I'm looking to buy a new VW Tiguan, what kind of discount should I be asking for?? I Understand its a buyers market at the moment... is 10-20% reasonable? I'll also ask for service contract and warranty to be extended, free insurance etc.

Any advise is appreciated.

cheers


----------



## ThunderCat (Oct 28, 2015)

I wouldn't buy a tiguan. A car that you can never sell afterwards in UAE.


----------



## twowheelsgood (Feb 21, 2013)

ThunderCat said:


> I wouldn't buy a tiguan. A car that you can never sell afterwards in UAE.


What makes you say that ?


----------



## Stevesolar (Dec 21, 2012)

Hi,
We had a brand new Tiguan in 2013 - kept it for two years and sold it without any problem.
They are great value compared with other German brands.
Ours was the top of the range R line - so had plenty of toys and the Golf GTi engine.
It was 100% reliable and came with free servicing.
The newer model is a bit bigger than the one we had and seems even better equipped now.
Cheers
Steve


----------



## ThunderCat (Oct 28, 2015)

Hi everyone, 2015 is completely different than 2019 in terms of the auto market.

It is extremely difficult to sell used cars these days.

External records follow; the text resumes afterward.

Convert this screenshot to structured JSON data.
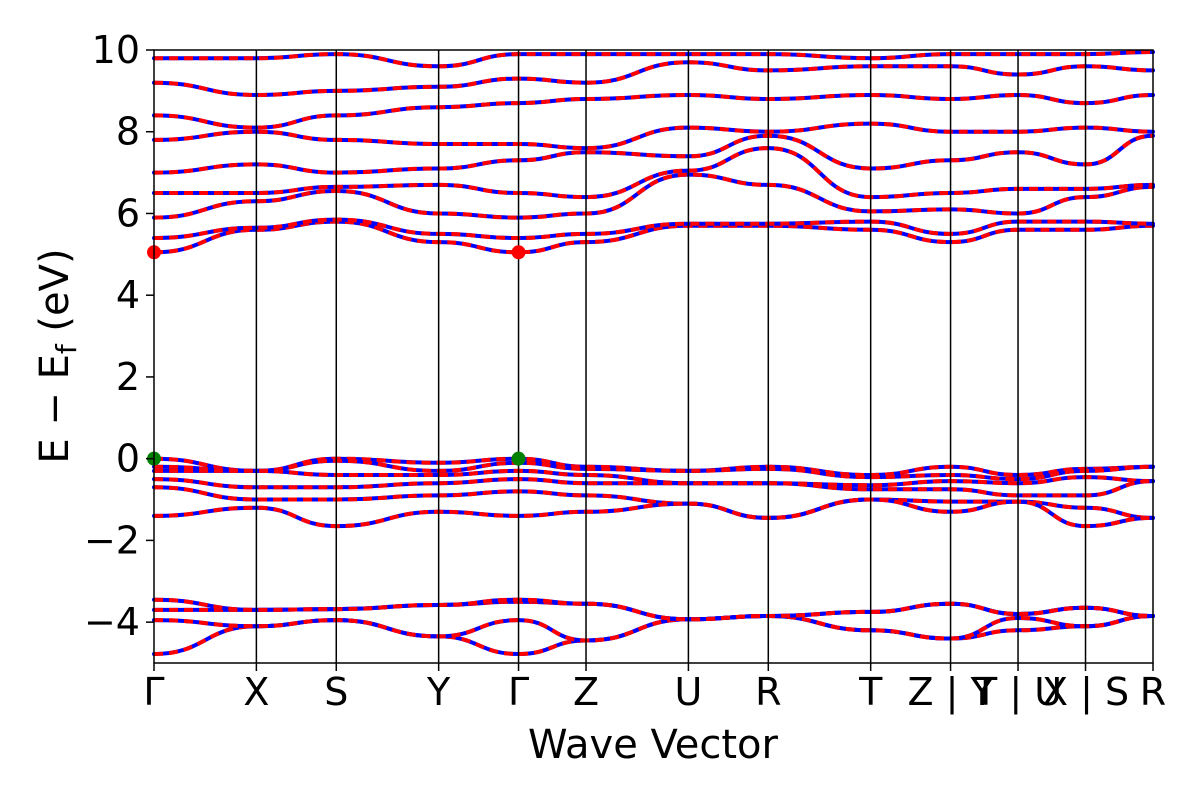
{
  "chart_data": {
    "type": "line",
    "xlabel": "Wave Vector",
    "ylabel": "E − E",
    "ylabel_sub": "f",
    "ylabel_unit": " (eV)",
    "ylim": [
      -5,
      10
    ],
    "yticks": [
      -4,
      -2,
      0,
      2,
      4,
      6,
      8,
      10
    ],
    "ytick_labels": [
      "−4",
      "−2",
      "0",
      "2",
      "4",
      "6",
      "8",
      "10"
    ],
    "kpath_segment_lengths": [
      1.32,
      1.03,
      1.32,
      1.03,
      0.87,
      1.32,
      1.03,
      1.32,
      1.03,
      0.87,
      0.87,
      0.87
    ],
    "kpoint_labels": [
      "Γ",
      "X",
      "S",
      "Y",
      "Γ",
      "Z",
      "U",
      "R",
      "T",
      "Z | Y",
      "T | U",
      "X | S",
      "R"
    ],
    "band_colors": {
      "spin_up": "#ff0000",
      "spin_down": "#0000ff"
    },
    "band_edge_markers": [
      {
        "kind": "CBM",
        "kpoint": "Γ",
        "energy": 5.05,
        "color": "#ff0000"
      },
      {
        "kind": "CBM",
        "kpoint": "Γ",
        "energy": 5.05,
        "color": "#ff0000"
      },
      {
        "kind": "VBM",
        "kpoint": "Γ",
        "energy": 0.0,
        "color": "#008000"
      },
      {
        "kind": "VBM",
        "kpoint": "Γ",
        "energy": 0.0,
        "color": "#008000"
      }
    ],
    "band_energies_at_kpoints": {
      "deep_valence": [
        [
          -4.78,
          -4.1,
          -3.95,
          -4.35,
          -4.78,
          -4.45,
          -3.93,
          -3.85,
          -4.2,
          -4.4,
          -4.2,
          -4.1,
          -3.85
        ],
        [
          -3.95,
          -4.1,
          -3.95,
          -4.35,
          -3.95,
          -4.45,
          -3.93,
          -3.85,
          -4.2,
          -4.4,
          -3.9,
          -4.1,
          -3.85
        ],
        [
          -3.7,
          -3.7,
          -3.68,
          -3.58,
          -3.5,
          -3.55,
          -3.93,
          -3.85,
          -3.75,
          -3.55,
          -3.8,
          -3.65,
          -3.85
        ],
        [
          -3.45,
          -3.7,
          -3.68,
          -3.58,
          -3.45,
          -3.55,
          -3.93,
          -3.85,
          -3.75,
          -3.55,
          -3.8,
          -3.65,
          -3.85
        ]
      ],
      "valence": [
        [
          0.0,
          -0.3,
          0.0,
          -0.1,
          0.0,
          -0.2,
          -0.3,
          -0.2,
          -0.4,
          -0.2,
          -0.4,
          -0.25,
          -0.2
        ],
        [
          -0.2,
          -0.3,
          -0.05,
          -0.3,
          -0.1,
          -0.25,
          -0.3,
          -0.25,
          -0.45,
          -0.4,
          -0.5,
          -0.3,
          -0.2
        ],
        [
          -0.3,
          -0.3,
          -0.4,
          -0.4,
          -0.3,
          -0.4,
          -0.6,
          -0.6,
          -0.65,
          -0.55,
          -0.6,
          -0.45,
          -0.55
        ],
        [
          -0.5,
          -0.7,
          -0.7,
          -0.6,
          -0.5,
          -0.6,
          -0.6,
          -0.6,
          -0.75,
          -0.75,
          -0.9,
          -0.9,
          -0.55
        ],
        [
          -0.7,
          -1.0,
          -1.0,
          -0.9,
          -0.8,
          -0.9,
          -1.1,
          -1.45,
          -1.0,
          -1.05,
          -1.05,
          -1.2,
          -1.45
        ],
        [
          -1.4,
          -1.2,
          -1.65,
          -1.3,
          -1.4,
          -1.3,
          -1.1,
          -1.45,
          -1.0,
          -1.3,
          -1.05,
          -1.65,
          -1.45
        ]
      ],
      "conduction": [
        [
          5.05,
          5.6,
          5.8,
          5.3,
          5.05,
          5.3,
          5.7,
          5.7,
          5.6,
          5.3,
          5.6,
          5.6,
          5.7
        ],
        [
          5.4,
          5.65,
          5.85,
          5.5,
          5.4,
          5.5,
          5.75,
          5.75,
          5.8,
          5.5,
          5.8,
          5.8,
          5.75
        ],
        [
          5.9,
          6.3,
          6.55,
          6.0,
          5.9,
          6.0,
          6.95,
          6.7,
          6.05,
          6.1,
          6.0,
          6.4,
          6.65
        ],
        [
          6.5,
          6.5,
          6.65,
          6.7,
          6.5,
          6.4,
          7.05,
          7.6,
          6.4,
          6.5,
          6.6,
          6.6,
          6.7
        ],
        [
          7.0,
          7.2,
          7.0,
          7.1,
          7.3,
          7.5,
          7.4,
          7.9,
          7.1,
          7.3,
          7.5,
          7.2,
          7.9
        ],
        [
          7.8,
          8.0,
          7.8,
          7.7,
          7.7,
          7.6,
          8.1,
          8.0,
          8.2,
          8.0,
          8.0,
          8.1,
          8.0
        ],
        [
          8.4,
          8.1,
          8.4,
          8.6,
          8.7,
          8.8,
          8.9,
          8.8,
          8.9,
          8.8,
          8.9,
          8.7,
          8.9
        ],
        [
          9.2,
          8.9,
          9.0,
          9.1,
          9.3,
          9.2,
          9.7,
          9.5,
          9.6,
          9.6,
          9.4,
          9.6,
          9.5
        ],
        [
          9.8,
          9.8,
          9.9,
          9.6,
          9.9,
          9.9,
          9.9,
          9.9,
          9.8,
          9.9,
          9.9,
          9.9,
          9.95
        ]
      ]
    }
  }
}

A VW in general would make things even harder. 

To the OP; If you are intending to keep the tiguan for a long time (more than 3 years) and you're sure you won't need to sell it before that then just go for it, just my 2 cents.


----------



## twowheelsgood (Feb 21, 2013)

ThunderCat said:


> It is extremely difficult to sell used cars these days. .


Okay, whats the punchline as its patently not true ?


----------



## Stevesolar (Dec 21, 2012)

Hi,
We just sold our ML63 AMG (that replaced the Tiguan in 2015) and it sold immediately for a fair price!
Well looked after, fairly priced, full service history, uncrashed, good condition, one owner from new, quality cars will always be straightforward to sell!
Cheers
Steve


----------



## ThunderCat (Oct 28, 2015)

twowheelsgood said:


> Okay, whats the punchline as its patently not true ?


I am amazed by how confident you are !

I have been dealing in used cars me and my friends as a side job for almost 10 years. While you might have sold/bought a few cars, I have done that literally hundreds of times !


----------



## twowheelsgood (Feb 21, 2013)

ThunderCat said:


> I have been dealing in used cars me and my friends as a side job for almost 10 years.


Maybe that's because I've only dealt with professional car salespeople :


----------